A Agadir, On a travaillé avec Amarg Fusion, Farid (un virtuose du oud) et Style souss (du rap berbère), encore une fois ca été une super expérience d'échange et de création avec un concert de folie au CCF.

C'était vraiment important que nous fassions ces résidence et voyages pour partager notre musique, apprendre et échanger avec des autres artistes et on est vraiment heureux car on a travaillé avec des personnes de cultures, de générations tres différentes, du tres traditionnel au hip-hop. A l'heure ou on parle de plus en plus de méditerranée, il est important que des projets d 'échange comme le notre voit le jour, reste le probleme d'inviter tout ces artistes en france et la il y a un gros probleme, les visas, donc vraiment j'espere que les relations entre les deux rives de la Mediterranée vont s'ouvrir et ça c'est un probleme politique!!!!



Avec qui avez-vous bossé en studio ?

Clem: on a presque tout produit a la maison, dans notre studio laboratoire, où Tim de Transglobal underground est passé pour nous donner quelques retours,conseils, arrangements sur certains titres, c'était vraiment une belle rencontre. Ensuite pour le mix, on est allé au "Supadope factory", le studio du Peuple de l'herbe à Lyon où on a mixé l'album avec Nico Matagrin, l'ancien sono de Mei tei Sho, qui nous a vraiment beaucoup apporté dans la prod, de beaux delays, des disto sur les voix, on a vraiment kiffé cette étape de mix!

Qu'est-ce que représente l'autoproduction vour vous ?

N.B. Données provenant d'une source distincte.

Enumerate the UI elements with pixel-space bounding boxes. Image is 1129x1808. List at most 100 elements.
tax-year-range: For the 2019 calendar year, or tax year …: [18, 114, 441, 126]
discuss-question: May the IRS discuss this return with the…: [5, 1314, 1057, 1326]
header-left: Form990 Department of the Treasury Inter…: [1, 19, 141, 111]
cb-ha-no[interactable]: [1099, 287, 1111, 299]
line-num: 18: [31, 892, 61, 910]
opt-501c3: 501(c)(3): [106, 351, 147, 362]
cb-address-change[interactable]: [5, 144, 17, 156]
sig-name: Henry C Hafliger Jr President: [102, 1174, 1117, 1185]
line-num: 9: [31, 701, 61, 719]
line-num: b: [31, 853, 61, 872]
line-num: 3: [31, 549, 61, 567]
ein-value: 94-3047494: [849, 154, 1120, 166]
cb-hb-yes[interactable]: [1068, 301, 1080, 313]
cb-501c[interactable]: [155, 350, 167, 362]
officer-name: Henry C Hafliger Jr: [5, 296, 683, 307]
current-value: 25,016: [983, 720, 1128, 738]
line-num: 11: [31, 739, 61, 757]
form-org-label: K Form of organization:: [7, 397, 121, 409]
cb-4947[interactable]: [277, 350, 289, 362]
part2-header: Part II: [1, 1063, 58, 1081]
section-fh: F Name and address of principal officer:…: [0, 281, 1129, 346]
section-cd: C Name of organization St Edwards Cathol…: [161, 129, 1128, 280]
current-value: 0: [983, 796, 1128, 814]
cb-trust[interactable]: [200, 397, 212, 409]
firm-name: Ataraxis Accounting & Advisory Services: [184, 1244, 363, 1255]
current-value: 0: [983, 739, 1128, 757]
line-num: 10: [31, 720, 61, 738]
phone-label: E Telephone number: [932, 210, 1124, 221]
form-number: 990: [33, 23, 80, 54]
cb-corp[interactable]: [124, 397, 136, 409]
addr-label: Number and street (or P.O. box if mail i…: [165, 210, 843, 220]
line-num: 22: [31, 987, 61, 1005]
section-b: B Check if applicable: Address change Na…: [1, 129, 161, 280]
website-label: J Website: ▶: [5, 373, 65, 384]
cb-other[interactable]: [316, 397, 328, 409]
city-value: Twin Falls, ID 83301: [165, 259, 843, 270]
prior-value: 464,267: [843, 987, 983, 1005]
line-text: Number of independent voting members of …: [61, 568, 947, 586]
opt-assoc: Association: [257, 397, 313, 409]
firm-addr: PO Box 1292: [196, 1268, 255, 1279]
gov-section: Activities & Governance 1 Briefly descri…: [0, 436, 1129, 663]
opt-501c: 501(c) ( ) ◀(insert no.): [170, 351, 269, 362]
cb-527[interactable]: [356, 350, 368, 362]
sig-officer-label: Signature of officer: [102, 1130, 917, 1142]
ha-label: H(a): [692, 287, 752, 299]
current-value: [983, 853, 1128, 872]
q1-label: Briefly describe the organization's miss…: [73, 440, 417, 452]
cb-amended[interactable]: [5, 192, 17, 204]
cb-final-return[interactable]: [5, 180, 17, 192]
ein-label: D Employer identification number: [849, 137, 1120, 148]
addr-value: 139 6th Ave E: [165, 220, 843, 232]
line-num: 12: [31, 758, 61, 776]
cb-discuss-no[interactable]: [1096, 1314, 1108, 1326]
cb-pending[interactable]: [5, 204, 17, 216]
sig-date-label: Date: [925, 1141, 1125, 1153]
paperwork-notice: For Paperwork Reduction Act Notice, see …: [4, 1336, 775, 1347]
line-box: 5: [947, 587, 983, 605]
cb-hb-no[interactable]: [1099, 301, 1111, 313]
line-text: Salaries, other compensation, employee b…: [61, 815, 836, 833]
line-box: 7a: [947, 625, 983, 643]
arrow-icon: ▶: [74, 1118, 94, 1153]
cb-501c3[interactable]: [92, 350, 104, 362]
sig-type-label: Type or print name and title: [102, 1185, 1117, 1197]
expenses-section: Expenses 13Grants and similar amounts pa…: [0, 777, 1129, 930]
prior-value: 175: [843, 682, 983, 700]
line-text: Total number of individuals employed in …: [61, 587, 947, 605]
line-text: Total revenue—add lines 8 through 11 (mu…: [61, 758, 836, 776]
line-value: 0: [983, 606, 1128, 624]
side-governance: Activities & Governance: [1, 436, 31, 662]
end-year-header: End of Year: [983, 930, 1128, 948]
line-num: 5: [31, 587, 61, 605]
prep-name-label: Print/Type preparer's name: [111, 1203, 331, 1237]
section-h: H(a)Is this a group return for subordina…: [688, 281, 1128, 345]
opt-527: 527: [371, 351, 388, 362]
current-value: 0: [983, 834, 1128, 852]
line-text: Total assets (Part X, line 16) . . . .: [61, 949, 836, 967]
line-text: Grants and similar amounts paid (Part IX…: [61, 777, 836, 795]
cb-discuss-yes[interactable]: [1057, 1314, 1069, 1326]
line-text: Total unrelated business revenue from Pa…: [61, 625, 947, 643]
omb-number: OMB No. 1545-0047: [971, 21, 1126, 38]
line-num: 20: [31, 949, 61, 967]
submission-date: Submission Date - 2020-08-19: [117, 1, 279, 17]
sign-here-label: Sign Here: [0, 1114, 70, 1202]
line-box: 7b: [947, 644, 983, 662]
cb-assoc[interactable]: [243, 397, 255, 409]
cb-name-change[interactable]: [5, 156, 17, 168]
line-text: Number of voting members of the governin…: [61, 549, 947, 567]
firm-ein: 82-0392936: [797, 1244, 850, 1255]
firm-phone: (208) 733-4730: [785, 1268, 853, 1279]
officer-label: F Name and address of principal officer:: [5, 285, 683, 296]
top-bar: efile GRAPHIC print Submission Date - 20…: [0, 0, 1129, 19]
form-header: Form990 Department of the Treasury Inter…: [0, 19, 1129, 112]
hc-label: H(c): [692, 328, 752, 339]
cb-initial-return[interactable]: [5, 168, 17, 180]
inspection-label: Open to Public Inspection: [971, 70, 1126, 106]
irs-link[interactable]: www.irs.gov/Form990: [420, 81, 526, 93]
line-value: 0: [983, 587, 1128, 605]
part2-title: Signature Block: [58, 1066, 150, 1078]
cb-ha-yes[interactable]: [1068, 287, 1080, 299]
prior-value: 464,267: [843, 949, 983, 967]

Sista Ka: une grande liberté, non seulement par rapport aux compo, à la musique, mais aussi une independance par rapport au milieu du show biz qui a tendance à tout formater. On peut choisir notre visuel, notre façon de communiquer, nos partenaires: tourneur ou partenaires promo, notre distributeur...c'est ce qui nous a permis d'etre encore là après 10 ans d'underground, mais ça demande beaucoup de travail et de rester conscious!

Vous pouvez nous parler de Piranha, votre label ?

Clem: Piranha est un label berlinois, c'est un label indépendant, donc proche de notre éthique, qui a beaucoup fait pour le developpement de la world music, on se sent tres proche d'eux et ils ont vraiment un catalogue de qualité. Cette année il fête leur 20 ans et nous nos 10 ans!

Les projets ?

Clem: Continuer le tour de la Méditerranée avec notre "Diaspora hi fi", il reste beaucoup d'étapes, beacoup de ports, de villes, de musiciens à rencontrer. On est très attiré par Istambul et la Turquie de même que par une halte dans les Balkans ou encore en Egypte!
Sista Ka: Continuer ce voyage et ces residences autours de la Mediterranée pour mettre en avant cette culture commune autours du bassin med, passez par la Turquie, la Grèce, les Balkans le Moyen Orient pour boucler la boucle en Algerie et à Marseille notre port d'attache, l'important c'est a chaque fois de prendre le temps de la rencontre humaine, à l'origine de la creation musicale

Que pensez vous du problème du statut intermittent ?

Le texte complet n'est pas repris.